I have enjoyed the dry spell we’ve been having lately in Texas. It’s given me a chance to check out some new fossil sites while the water is low. I’ve been getting out hunting one day each week. But rain is coming to Texas. The forecast for the next three days calls for rain every day. I had two new creeks in opposite directions that I really wanted to check out while the water is low. What to do. I made the decision any retired person should make: I hunted each creek on consecutive days this week.
I drove to creek one Tuesday. It’s in central Texas. The outcrop is Wolfe City formation. As I hiked my way up to the main outcrop, I walked some great looking gravel bars, so I stopped and searched them on knee pads. The only thing I found were these three Hamulus worm tubes. Click the photos to be able to zoom in and get a closer look.

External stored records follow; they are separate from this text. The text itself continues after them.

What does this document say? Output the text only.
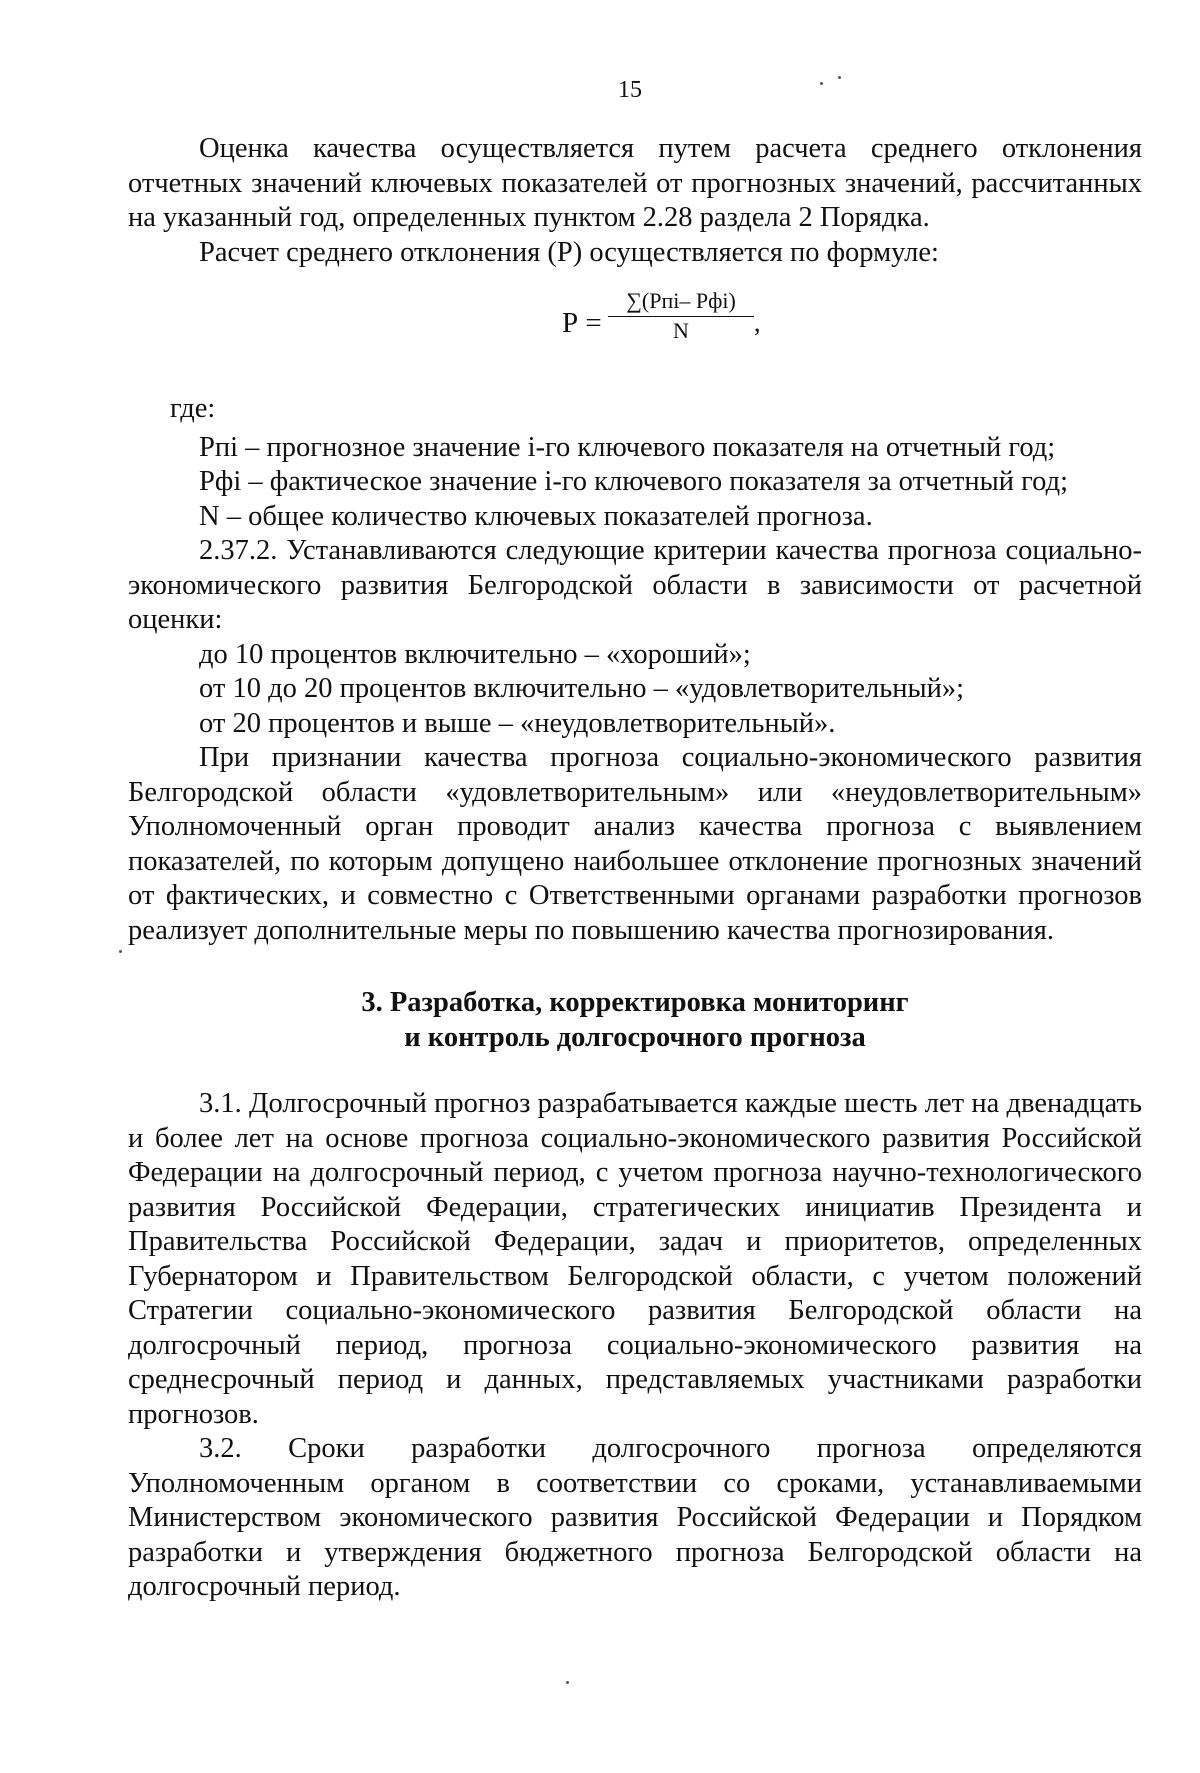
15

Оценка качества осуществляется путем расчета среднего отклонения отчетных значений ключевых показателей от прогнозных значений, рассчитанных на указанный год, определенных пунктом 2.28 раздела 2 Порядка.

Расчет среднего отклонения (Р) осуществляется по формуле:

Р =
∑(Рпi– Рфi)
N	,

где:

Рпi – прогнозное значение i-го ключевого показателя на отчетный год;

Рфi – фактическое значение i-го ключевого показателя за отчетный год;

N – общее количество ключевых показателей прогноза.

2.37.2. Устанавливаются следующие критерии качества прогноза социально-экономического развития Белгородской области в зависимости от расчетной оценки:

до 10 процентов включительно – «хороший»;

от 10 до 20 процентов включительно – «удовлетворительный»;

от 20 процентов и выше – «неудовлетворительный».

При признании качества прогноза социально-экономического развития Белгородской области «удовлетворительным» или «неудовлетворительным» Уполномоченный орган проводит анализ качества прогноза с выявлением показателей, по которым допущено наибольшее отклонение прогнозных значений от фактических, и совместно с Ответственными органами разработки прогнозов реализует дополнительные меры по повышению качества прогнозирования.

3. Разработка, корректировка мониторинг
и контроль долгосрочного прогноза

3.1. Долгосрочный прогноз разрабатывается каждые шесть лет на двенадцать и более лет на основе прогноза социально-экономического развития Российской Федерации на долгосрочный период, с учетом прогноза научно-технологического развития Российской Федерации, стратегических инициатив Президента и Правительства Российской Федерации, задач и приоритетов, определенных Губернатором и Правительством Белгородской области, с учетом положений Стратегии социально-экономического развития Белгородской области на долгосрочный период, прогноза социально-экономического развития на среднесрочный период и данных, представляемых участниками разработки прогнозов.

3.2. Сроки разработки долгосрочного прогноза определяются Уполномоченным органом в соответствии со сроками, устанавливаемыми Министерством экономического развития Российской Федерации и Порядком разработки и утверждения бюджетного прогноза Белгородской области на долгосрочный период.
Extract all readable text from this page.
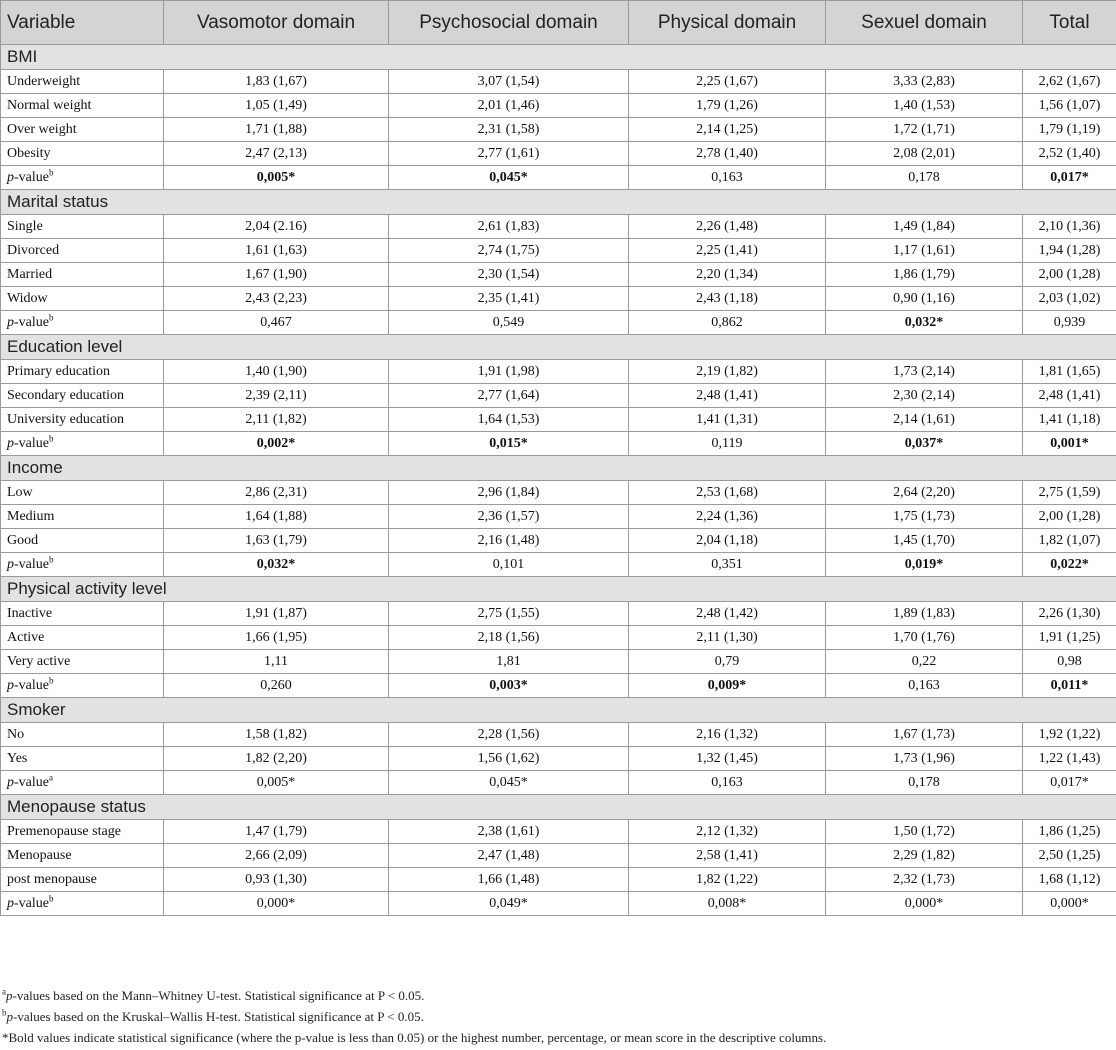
Variable	Vasomotor domain	Psychosocial domain	Physical domain	Sexuel domain	Total
BMI					
Underweight	1,83 (1,67)	3,07 (1,54)	2,25 (1,67)	3,33 (2,83)	2,62 (1,67)
Normal weight	1,05 (1,49)	2,01 (1,46)	1,79 (1,26)	1,40 (1,53)	1,56 (1,07)
Over weight	1,71 (1,88)	2,31 (1,58)	2,14 (1,25)	1,72 (1,71)	1,79 (1,19)
Obesity	2,47 (2,13)	2,77 (1,61)	2,78 (1,40)	2,08 (2,01)	2,52 (1,40)
p-value$^b$	0,005*	0,045*	0,163	0,178	0,017*
Marital status					
Single	2,04 (2.16)	2,61 (1,83)	2,26 (1,48)	1,49 (1,84)	2,10 (1,36)
Divorced	1,61 (1,63)	2,74 (1,75)	2,25 (1,41)	1,17 (1,61)	1,94 (1,28)
Married	1,67 (1,90)	2,30 (1,54)	2,20 (1,34)	1,86 (1,79)	2,00 (1,28)
Widow	2,43 (2,23)	2,35 (1,41)	2,43 (1,18)	0,90 (1,16)	2,03 (1,02)
p-value$^b$	0,467	0,549	0,862	0,032*	0,939
Education level					
Primary education	1,40 (1,90)	1,91 (1,98)	2,19 (1,82)	1,73 (2,14)	1,81 (1,65)
Secondary education	2,39 (2,11)	2,77 (1,64)	2,48 (1,41)	2,30 (2,14)	2,48 (1,41)
University education	2,11 (1,82)	1,64 (1,53)	1,41 (1,31)	2,14 (1,61)	1,41 (1,18)
p-value$^b$	0,002*	0,015*	0,119	0,037*	0,001*
Income					
Low	2,86 (2,31)	2,96 (1,84)	2,53 (1,68)	2,64 (2,20)	2,75 (1,59)
Medium	1,64 (1,88)	2,36 (1,57)	2,24 (1,36)	1,75 (1,73)	2,00 (1,28)
Good	1,63 (1,79)	2,16 (1,48)	2,04 (1,18)	1,45 (1,70)	1,82 (1,07)
p-value$^b$	0,032*	0,101	0,351	0,019*	0,022*
Physical activity level					
Inactive	1,91 (1,87)	2,75 (1,55)	2,48 (1,42)	1,89 (1,83)	2,26 (1,30)
Active	1,66 (1,95)	2,18 (1,56)	2,11 (1,30)	1,70 (1,76)	1,91 (1,25)
Very active	1,11	1,81	0,79	0,22	0,98
p-value$^b$	0,260	0,003*	0,009*	0,163	0,011*
Smoker					
No	1,58 (1,82)	2,28 (1,56)	2,16 (1,32)	1,67 (1,73)	1,92 (1,22)
Yes	1,82 (2,20)	1,56 (1,62)	1,32 (1,45)	1,73 (1,96)	1,22 (1,43)
p-value$^a$	0,005*	0,045*	0,163	0,178	0,017*
Menopause status					
Premenopause stage	1,47 (1,79)	2,38 (1,61)	2,12 (1,32)	1,50 (1,72)	1,86 (1,25)
Menopause	2,66 (2,09)	2,47 (1,48)	2,58 (1,41)	2,29 (1,82)	2,50 (1,25)
post menopause	0,93 (1,30)	1,66 (1,48)	1,82 (1,22)	2,32 (1,73)	1,68 (1,12)
p-value$^b$	0,000*	0,049*	0,008*	0,000*	0,000*
$^a$p-values based on the Mann–Whitney U-test. Statistical significance at P < 0.05.
$^b$p-values based on the Kruskal–Wallis H-test. Statistical significance at P < 0.05.
*Bold values indicate statistical significance (where the p-value is less than 0.05) or the highest number, percentage, or mean score in the descriptive columns.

With not much luck on the gravel bars, I stopped at the best looking outcrop, and started searching it up and down. The fossils were there, but as so often happens, only in a very small layer of the matrix. It’s a great looking outcrop, with several flat steps, where the matrix gets harder. This bottom one was the only one that had fossils. At low water was the right time to hunt this creek. If the water level had been a couple of feet higher, I wouldn’t have been able to search the right layer. Here’s what that lower level looked like.
When I spotted this bone sticking out of the matrix, I wondered how big it was.
I very carefully excavated around it, and was disappointed when it turned out to only be a small bone.
There were teeth sticking out of the matrix as well.
And then there was this bone. It’s from the jaw of an Enchodus. Enchodus is an extinct fish that had two very large fangs. You can see the base of one of those fangs on this bone, but the tooth is broken off.
Here are the teeth I found. Most teeth from this site are in really rough shape, broken and with no roots.
This little Serratolamna shark tooth was my favorite of the day.